Did Ib Melchior have a hand in the comic? I know from a dedicated Allen fan who corresponded with Ib that he had developed a whole Space Family Robinson concept in the early 60s which he claimed Allen appropriated wholesale. It may be that one of those super-researched limited press books about LiS might have info on this.
 
Did Ib Melchior have a hand in the comic? I know from a dedicated Allen fan who corresponded with Ib that he had developed a whole Space Family Robinson concept in the early 60s which he claimed Allen appropriated wholesale. It may be that one of those super-researched limited press books about LiS might have info on this.


If Allen had simply given his space family a new last name, there never would have been any trouble. But instead, they had a troublesome legal entanglement brought by that existing comic book and we never got a (true-vintage) LOST IN SPACE comic like all the other sci-fi shows got.

Allen could have called them the Space Family Finkelsteins, anything, and it would have been smooth sailing.
 
Re: your hilarious FINKELSTEINS remark,

Don't give Seth McFarlane any new ideas! (then again, folks who don't want him doing trek for TV might be very happy if he settled for LiS.)
 
Empath_LIS_B9-Robot.jpg


Awesome robot insert...

The blue console to the right was on Voyage to the Bottom of the Sea pretty often as well. Notice the silver handled doors at the bottom: SO not-Trek but very much Admiral Nelson's lab...
 
There is The Apple. Which I admit is a flat-out blasting away of the Prime Directive.

Not really. After all, the Triangulan natives didn't build Vaal. Presumably some outside civilization built it and imposed its rule over them. In Kirk's view, he was serving the Prime Directive by eliminating alien interference and restoring the Triangulans' right of self-determination.

"Kirk's view", a humancentric application of values and morals to an alien race is EXACTLY why the PD exists.

Further more, I would have loved to have seen a Star Trek ep where our heroes encounter a completly peaceful, loving nice race....more than willing to help our heroes....who keep slaves.
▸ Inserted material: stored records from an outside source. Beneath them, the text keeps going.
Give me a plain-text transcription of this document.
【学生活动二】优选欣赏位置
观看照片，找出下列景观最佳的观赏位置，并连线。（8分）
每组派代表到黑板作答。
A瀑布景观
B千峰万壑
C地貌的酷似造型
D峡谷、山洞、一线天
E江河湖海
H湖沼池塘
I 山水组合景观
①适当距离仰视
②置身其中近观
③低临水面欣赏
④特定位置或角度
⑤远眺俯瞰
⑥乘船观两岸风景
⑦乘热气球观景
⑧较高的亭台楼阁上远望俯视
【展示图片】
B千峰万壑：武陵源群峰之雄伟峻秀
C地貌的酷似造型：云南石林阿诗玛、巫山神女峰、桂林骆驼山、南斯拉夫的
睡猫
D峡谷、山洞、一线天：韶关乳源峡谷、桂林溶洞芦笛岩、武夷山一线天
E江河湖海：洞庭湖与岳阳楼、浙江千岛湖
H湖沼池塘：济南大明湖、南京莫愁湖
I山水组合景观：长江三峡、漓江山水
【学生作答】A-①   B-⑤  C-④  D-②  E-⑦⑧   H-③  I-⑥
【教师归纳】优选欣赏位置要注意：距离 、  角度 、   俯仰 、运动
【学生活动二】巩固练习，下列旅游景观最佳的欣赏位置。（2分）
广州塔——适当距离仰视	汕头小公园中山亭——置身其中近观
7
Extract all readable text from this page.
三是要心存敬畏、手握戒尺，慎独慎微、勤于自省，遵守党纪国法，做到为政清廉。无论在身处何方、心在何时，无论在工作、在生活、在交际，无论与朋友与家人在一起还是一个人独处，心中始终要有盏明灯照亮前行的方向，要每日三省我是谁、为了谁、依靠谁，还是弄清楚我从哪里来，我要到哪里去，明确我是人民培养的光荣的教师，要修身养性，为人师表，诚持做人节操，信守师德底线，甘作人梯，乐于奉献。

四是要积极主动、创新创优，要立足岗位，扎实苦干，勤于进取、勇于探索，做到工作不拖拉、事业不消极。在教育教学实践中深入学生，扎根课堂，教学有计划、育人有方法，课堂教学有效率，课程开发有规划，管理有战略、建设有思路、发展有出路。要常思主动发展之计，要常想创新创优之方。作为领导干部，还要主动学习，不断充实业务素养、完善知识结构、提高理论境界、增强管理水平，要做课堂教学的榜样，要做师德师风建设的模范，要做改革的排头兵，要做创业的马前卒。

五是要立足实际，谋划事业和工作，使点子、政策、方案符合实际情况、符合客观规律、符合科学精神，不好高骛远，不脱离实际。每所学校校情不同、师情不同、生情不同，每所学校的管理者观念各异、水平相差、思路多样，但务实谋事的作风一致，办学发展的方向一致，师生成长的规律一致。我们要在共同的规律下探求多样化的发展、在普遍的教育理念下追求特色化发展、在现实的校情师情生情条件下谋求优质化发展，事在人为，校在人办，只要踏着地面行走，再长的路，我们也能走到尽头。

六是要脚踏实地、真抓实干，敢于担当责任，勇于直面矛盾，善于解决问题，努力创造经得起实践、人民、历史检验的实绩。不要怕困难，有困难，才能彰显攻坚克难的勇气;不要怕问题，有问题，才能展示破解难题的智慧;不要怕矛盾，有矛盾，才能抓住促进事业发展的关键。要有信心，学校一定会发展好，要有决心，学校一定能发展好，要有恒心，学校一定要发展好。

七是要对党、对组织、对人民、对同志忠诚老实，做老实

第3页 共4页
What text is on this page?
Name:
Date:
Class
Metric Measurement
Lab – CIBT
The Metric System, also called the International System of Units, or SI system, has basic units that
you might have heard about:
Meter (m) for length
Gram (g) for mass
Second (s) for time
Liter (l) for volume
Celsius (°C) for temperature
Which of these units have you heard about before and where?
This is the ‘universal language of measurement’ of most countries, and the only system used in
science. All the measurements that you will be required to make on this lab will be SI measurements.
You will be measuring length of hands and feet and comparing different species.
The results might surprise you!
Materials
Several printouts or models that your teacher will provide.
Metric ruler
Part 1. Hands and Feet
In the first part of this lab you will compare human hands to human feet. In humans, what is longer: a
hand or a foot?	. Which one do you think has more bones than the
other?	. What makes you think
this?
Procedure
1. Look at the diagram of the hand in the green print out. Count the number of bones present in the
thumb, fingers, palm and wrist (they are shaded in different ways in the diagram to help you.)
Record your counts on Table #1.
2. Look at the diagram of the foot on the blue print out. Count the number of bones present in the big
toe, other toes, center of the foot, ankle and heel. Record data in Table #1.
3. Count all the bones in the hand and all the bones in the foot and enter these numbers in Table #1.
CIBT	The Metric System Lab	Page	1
And rather than get mad when our guys start stammering away, they just smile and nod and say, "Well, despite our differences, we're more than willing to extend our hand to you" (We kind of see this in that ENT PD ep, but they focused on that DNA dead-end nonsense)

Then we get to watch the crew argue and say how they should refuse aid ala VOY's "Counterpoint".

The Cloudminders by David Gerrold
 
Further more, I would have loved to have seen a Star Trek ep where our heroes encounter a completly peaceful, loving nice race....more than willing to help our heroes....who keep slaves.

Well, what is Starfleet's relationship to the Orions? Until Enterprise retconned the Orions in a lame attempt at avoiding controversy, the slavegirls were just that, slaves.
 
Further more, I would have loved to have seen a Star Trek ep where our heroes encounter a completly peaceful, loving nice race....more than willing to help our heroes....who keep slaves.


STAR TREK went nearly there in "The Cloud Minders."

BUCK ROGERS hit it on the head in "Planet of the Slave Girls." :techman:

In all such cases, our heroes are supposed to put their own vital interests aside because somebody else is oppressed.